Irish-Canadian Catholic priest

Thomas Edward Walsh, C.S.C. (May 15, 1853 – July 17, 1893) was an Irish-Canadian Catholic priest who served as president of the University of Notre Dame from 1881 to 1893.

== Early life and education ==
Walsh was born one of nine in Lacolle, Quebec, son of Thomas Walsh and Winifred McDermott. He was educated at the College de Saint-Laurent, where he caught the attention of Fr Edward Sorin, who saw his potential. He finished his studies there in 1872 and entered the Novitiate. Sorin sent him to study at College de Ste. Croix in Neuilly, close to Paris, where he spent three years.

== Service at Notre Dame ==
He was recalled to Notre Dame in 1876 in order to improve enrollment. He was ordained a priest on August 29, 1877, by Bishop Joseph Dwenger of Fort Wayne and then assumed the role of dean of students. After the great fire of 1879, Walsh was in charge of rescheduling classes and professors in the newly reopened college, and his administrative ability led Sorin and William Corby to pick him as next president in 1881.

=== President ===
As president, Walsh interest was in bolstering Notre Dame's scholastic reputation and standards. At the time, many students came to Notre Dame for its business courses only, and did not graduate. He started a "Belles Lettres" programs and invited many notable lay intellectuals to campus, including Maurice Francis Egan, and started reconstructing the library which was lost in the fire.

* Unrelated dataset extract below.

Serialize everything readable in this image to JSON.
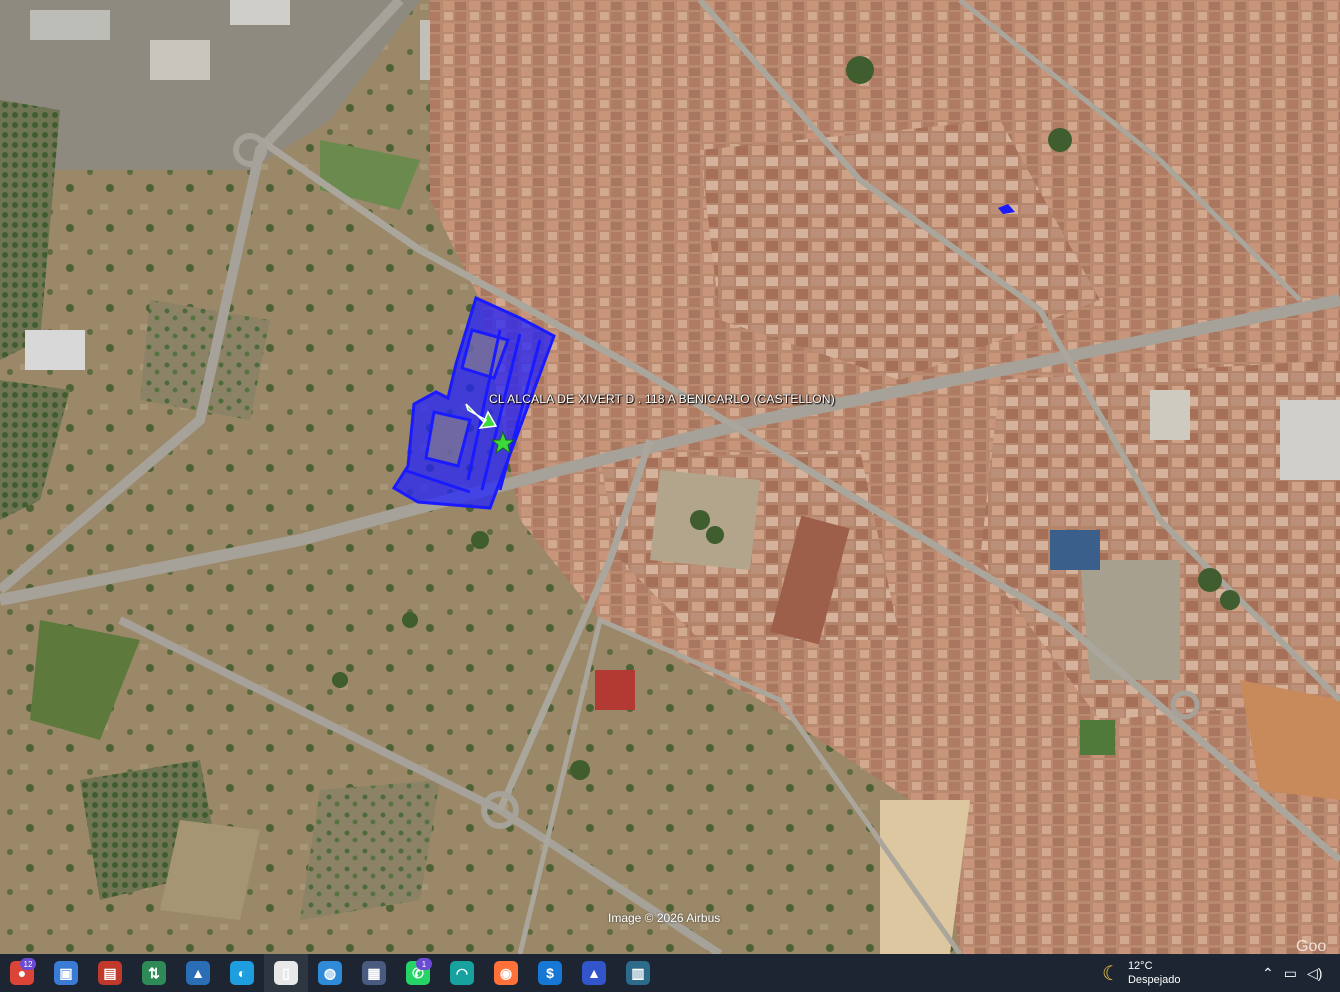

Walsh reorganized the law school and in 1882 he built the Science Hall. He also built Sorin Hall which was the first freestanding residence hall on campus and one of the first in the country to have private rooms for students. Walsh was initially against this innovation, as he believed private rooms would lead to disciplinary issues, but this project was championed by Sorin and John Zahm. During his tenure, Notre Dame started its football program and started awarding the Laetare Medal.

He died of kidney disease at the age of 40.

== Legacy ==
Walsh Hall at the University of Notre Dame was dedicated in his honor.